The Daily Reckoning PRESENTS: Our guess for who will win the White House in November...Whichever candidate the plebiscite chooses, we give our congratulations to President Grief 'n' Buffoonery...

GIVE ME LIBERTY, OR GIVE ME PEPPERONI by Bill Bonner

Watching the Democratic National convention, we felt a peculiar kind of "nostalgie de la boue." We longed for mud, for dirt...for the real earth beneath our feet... something solid upon which to stand. And something to throw.

Gone are the days of the old-fashioned political brawl…gone is the horse-trading in smoke-filled rooms... gone is the smoke itself…and the sudden and surprising twists of politics that emerged from it. Gone too are the colorful characters that used to brighten up political conventions - the booze-soaked, sweat stained, cigar-chomping power brokers...and the home-town favorites who were put up by the local delegates. Gone, too is any trace of heartfelt emotion or human intelligence.

In its place is a staged event even duller and more insipid than regularly scheduled TV. We didn't think it was possible. But even though the future of the world's only super power is at stake, and by extension the future of this entire tattered ball itself, the Democrats managed to make the selection of their candidate as entertaining as an orgy of dead geese. There was a gaggle of them, but not a single one was even worth strangling.

After a few minutes, we had to check our pulse...we began to worry that the tedious deceit of modern politics was life threatening.

Part of the problem is the quality of the leading Democratic candidate himself. We do not mind that he is a charlatan - there were more imposters present last night than at a convention of Elvis impersonators - but we do mind that the person he pretends to be is even less appealing than the person he really is. Again, we did not think it was possible. Nor did we think it was possible for the Democrats to put together a ticket less fetching than the Republicans'. Yet, they've done it. Perhaps the only thing more alarming than the prospect of another 4 years of Bush-Cheney, is the prospect of Kerry-Edwards anywhere near the White House.

Let's face it, dear reader, no matter who wins in November, we are losers all of us, in for another quadrienne of grief and buffoonery.

One of the wonders of modern politics is this frequently posed question: how is it possible that in a nation of 293,845,317 people, the best we can do for an election is a contest between George W. Bush and John Kerry? Among the multitudes of able-bodied, native-born citizens there must be many thousands of reasonable intelligence and standard morals. Some must even be above average in both qualities. And a few are surely exceptional. Even if you exclude the lawyers and career politicians as unfit on moral grounds you still have millions to choose from.

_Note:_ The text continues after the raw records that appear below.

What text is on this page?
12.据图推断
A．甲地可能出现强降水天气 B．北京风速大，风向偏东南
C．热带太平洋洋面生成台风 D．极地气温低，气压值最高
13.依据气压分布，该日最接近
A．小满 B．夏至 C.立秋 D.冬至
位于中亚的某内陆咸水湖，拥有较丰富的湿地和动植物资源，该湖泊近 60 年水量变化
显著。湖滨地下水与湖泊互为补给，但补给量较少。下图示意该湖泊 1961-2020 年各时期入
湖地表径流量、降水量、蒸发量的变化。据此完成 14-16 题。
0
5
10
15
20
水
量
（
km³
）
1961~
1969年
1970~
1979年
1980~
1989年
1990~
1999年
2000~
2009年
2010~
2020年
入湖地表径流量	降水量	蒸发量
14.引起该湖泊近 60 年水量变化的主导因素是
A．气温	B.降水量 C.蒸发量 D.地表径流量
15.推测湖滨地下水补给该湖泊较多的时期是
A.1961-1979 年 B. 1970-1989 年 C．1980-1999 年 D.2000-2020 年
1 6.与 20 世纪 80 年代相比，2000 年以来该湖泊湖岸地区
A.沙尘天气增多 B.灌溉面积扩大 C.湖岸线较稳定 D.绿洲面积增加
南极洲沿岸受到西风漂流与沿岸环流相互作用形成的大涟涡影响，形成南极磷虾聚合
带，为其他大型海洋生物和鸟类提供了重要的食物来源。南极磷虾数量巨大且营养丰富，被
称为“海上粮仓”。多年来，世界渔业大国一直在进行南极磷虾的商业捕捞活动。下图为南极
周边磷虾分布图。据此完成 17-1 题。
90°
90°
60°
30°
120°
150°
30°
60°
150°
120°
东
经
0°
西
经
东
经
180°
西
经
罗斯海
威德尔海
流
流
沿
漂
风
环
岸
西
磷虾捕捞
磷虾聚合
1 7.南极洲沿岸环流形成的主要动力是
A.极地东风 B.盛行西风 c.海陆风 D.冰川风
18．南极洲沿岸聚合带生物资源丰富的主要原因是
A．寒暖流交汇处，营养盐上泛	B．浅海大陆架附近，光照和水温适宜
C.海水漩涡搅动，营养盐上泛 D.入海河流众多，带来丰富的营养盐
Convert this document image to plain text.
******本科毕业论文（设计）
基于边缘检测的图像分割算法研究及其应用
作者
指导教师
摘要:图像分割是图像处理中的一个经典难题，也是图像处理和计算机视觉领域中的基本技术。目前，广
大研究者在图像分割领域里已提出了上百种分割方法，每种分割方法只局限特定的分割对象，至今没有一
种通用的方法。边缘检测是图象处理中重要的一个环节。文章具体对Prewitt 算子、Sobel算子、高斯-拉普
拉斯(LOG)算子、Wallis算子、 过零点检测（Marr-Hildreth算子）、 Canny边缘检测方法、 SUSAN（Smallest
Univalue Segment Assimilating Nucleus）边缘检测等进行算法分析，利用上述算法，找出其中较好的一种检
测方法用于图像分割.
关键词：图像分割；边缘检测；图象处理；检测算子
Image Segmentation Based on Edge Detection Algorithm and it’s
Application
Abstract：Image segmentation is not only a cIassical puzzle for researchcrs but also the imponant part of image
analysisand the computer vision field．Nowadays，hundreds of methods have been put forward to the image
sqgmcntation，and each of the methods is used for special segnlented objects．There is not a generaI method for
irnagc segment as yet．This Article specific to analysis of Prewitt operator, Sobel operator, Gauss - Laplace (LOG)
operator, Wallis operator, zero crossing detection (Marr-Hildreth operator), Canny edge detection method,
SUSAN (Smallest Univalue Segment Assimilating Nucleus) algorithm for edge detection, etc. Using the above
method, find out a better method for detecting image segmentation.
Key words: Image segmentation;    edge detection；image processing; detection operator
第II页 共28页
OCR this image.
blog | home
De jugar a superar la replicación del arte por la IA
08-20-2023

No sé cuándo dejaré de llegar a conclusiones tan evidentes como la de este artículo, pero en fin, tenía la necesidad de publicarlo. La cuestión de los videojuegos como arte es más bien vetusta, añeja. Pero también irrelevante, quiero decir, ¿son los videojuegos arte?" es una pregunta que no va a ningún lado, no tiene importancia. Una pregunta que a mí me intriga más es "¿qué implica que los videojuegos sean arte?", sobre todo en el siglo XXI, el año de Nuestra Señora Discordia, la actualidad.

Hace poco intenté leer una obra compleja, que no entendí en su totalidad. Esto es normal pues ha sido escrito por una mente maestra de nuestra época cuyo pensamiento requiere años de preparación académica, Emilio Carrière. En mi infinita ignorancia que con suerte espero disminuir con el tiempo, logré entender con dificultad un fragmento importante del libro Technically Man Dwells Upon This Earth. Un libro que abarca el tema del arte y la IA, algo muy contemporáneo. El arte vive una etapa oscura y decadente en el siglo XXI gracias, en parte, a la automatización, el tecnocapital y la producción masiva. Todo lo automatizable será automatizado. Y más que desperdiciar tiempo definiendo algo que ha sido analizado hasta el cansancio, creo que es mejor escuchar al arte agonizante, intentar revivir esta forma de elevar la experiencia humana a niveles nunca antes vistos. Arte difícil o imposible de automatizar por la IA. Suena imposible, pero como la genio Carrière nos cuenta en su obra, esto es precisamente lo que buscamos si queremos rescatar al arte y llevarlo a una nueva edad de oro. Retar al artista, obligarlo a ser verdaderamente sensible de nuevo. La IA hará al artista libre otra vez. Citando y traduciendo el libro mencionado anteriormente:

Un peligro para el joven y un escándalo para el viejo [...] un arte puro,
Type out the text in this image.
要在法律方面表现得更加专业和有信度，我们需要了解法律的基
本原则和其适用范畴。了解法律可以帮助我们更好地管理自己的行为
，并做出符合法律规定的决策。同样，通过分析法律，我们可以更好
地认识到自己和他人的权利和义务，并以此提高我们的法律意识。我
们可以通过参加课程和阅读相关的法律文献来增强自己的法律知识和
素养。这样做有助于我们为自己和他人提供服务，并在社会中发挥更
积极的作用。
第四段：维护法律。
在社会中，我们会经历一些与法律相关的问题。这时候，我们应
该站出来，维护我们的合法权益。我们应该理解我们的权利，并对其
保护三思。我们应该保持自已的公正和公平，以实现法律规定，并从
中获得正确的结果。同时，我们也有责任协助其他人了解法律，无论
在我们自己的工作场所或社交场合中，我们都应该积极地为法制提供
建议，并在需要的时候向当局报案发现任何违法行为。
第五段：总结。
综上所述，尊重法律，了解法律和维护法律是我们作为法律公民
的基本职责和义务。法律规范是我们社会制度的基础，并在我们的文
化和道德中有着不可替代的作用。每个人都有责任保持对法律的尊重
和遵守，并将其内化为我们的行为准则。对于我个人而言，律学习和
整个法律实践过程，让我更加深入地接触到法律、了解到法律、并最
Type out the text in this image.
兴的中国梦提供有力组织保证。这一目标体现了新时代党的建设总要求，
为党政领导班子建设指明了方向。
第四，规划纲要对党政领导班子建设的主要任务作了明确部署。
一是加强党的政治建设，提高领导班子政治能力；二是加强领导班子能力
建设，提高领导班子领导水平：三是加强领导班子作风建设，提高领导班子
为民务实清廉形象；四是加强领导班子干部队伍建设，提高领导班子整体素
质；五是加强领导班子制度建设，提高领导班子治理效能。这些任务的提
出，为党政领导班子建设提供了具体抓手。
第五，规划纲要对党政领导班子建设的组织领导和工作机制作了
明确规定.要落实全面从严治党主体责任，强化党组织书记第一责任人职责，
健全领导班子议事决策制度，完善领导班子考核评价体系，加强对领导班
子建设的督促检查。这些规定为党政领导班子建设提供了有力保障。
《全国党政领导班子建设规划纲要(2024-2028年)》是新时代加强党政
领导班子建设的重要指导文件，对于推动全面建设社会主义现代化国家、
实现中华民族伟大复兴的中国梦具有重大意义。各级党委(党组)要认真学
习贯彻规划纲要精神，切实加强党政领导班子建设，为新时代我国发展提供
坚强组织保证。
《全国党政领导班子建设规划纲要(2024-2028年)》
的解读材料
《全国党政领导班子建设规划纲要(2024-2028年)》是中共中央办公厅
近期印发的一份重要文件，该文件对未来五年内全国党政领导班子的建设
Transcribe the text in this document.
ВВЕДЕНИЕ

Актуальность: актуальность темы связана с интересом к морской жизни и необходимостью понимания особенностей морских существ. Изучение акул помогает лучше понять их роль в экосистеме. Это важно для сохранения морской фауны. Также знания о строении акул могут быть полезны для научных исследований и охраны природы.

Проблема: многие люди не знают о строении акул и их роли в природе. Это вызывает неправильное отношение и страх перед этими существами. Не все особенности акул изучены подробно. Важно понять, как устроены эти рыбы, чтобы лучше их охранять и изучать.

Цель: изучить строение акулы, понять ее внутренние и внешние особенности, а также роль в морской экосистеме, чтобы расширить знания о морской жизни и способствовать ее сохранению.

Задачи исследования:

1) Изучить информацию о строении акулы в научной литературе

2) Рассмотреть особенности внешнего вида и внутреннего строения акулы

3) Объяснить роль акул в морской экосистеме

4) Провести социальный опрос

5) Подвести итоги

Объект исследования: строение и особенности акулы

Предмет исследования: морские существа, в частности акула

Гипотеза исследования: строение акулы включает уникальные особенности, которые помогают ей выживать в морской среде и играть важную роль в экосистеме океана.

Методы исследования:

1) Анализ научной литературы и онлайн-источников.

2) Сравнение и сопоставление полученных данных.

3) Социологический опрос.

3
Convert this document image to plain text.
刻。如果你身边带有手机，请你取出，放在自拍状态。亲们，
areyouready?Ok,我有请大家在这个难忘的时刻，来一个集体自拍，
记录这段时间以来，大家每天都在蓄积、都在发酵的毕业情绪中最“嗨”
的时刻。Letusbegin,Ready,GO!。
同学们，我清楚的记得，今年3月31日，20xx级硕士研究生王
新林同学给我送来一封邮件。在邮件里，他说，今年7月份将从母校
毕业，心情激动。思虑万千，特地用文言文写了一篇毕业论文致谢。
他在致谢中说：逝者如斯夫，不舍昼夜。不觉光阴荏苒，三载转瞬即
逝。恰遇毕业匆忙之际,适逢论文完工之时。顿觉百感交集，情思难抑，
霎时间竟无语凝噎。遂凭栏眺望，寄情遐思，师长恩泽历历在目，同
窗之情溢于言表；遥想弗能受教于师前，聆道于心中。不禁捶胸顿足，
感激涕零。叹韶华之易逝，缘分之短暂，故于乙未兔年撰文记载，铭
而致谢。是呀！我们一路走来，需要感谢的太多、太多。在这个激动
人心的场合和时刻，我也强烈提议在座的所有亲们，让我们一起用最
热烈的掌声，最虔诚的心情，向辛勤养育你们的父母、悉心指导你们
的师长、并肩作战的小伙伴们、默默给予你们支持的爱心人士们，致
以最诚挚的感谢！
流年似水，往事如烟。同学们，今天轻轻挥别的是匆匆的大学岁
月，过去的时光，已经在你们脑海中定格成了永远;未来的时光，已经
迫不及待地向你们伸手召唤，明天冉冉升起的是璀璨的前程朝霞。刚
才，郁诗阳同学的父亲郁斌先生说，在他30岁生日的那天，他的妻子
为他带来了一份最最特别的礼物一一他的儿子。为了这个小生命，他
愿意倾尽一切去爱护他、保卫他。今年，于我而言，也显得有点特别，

Yet, Americans have chosen as their champions two of the least attractive homo sapiens since Tyson faced McNeeley. It is as if a man had his choice of the finest houses of Hollywood or the Hamptons...yet decided to move into a dank cave and sleep on a bed of tick-infested wet straw.

Last night, at dinner, we sat next to a retired colonel, a West Pointer who spent his career in the Air Force and served in Vietnam. We were curious what the professionals made of Mr. Kerry's military leadership. We got an earful:

"I follow the chatter about Kerry," began the response. "There are a couple of websites. Lots of guys who spent time in Vietnam - on the same kind of boat as Kerry, including many of his own shipmates - are posting things. They all say pretty much the same thing, that the guy went to Vietnam with Kennedy's PT 109 in mind. Even then, he was aiming for the White House. He wanted to get his purple heart and get out of there. He apparently put in for a purple heart every time he scratched his arm.

"But what is setting off a lot of military guys is the way he took home movies of himself. You know, those films that they showed at the convention. Patton staged his landings of Sicily...making himself look good. MacArthur did the same thing in the Philippines. But these were real soldiers who also did the hard work of winning real battles. Kerry was just preparing a campaign film - apparently.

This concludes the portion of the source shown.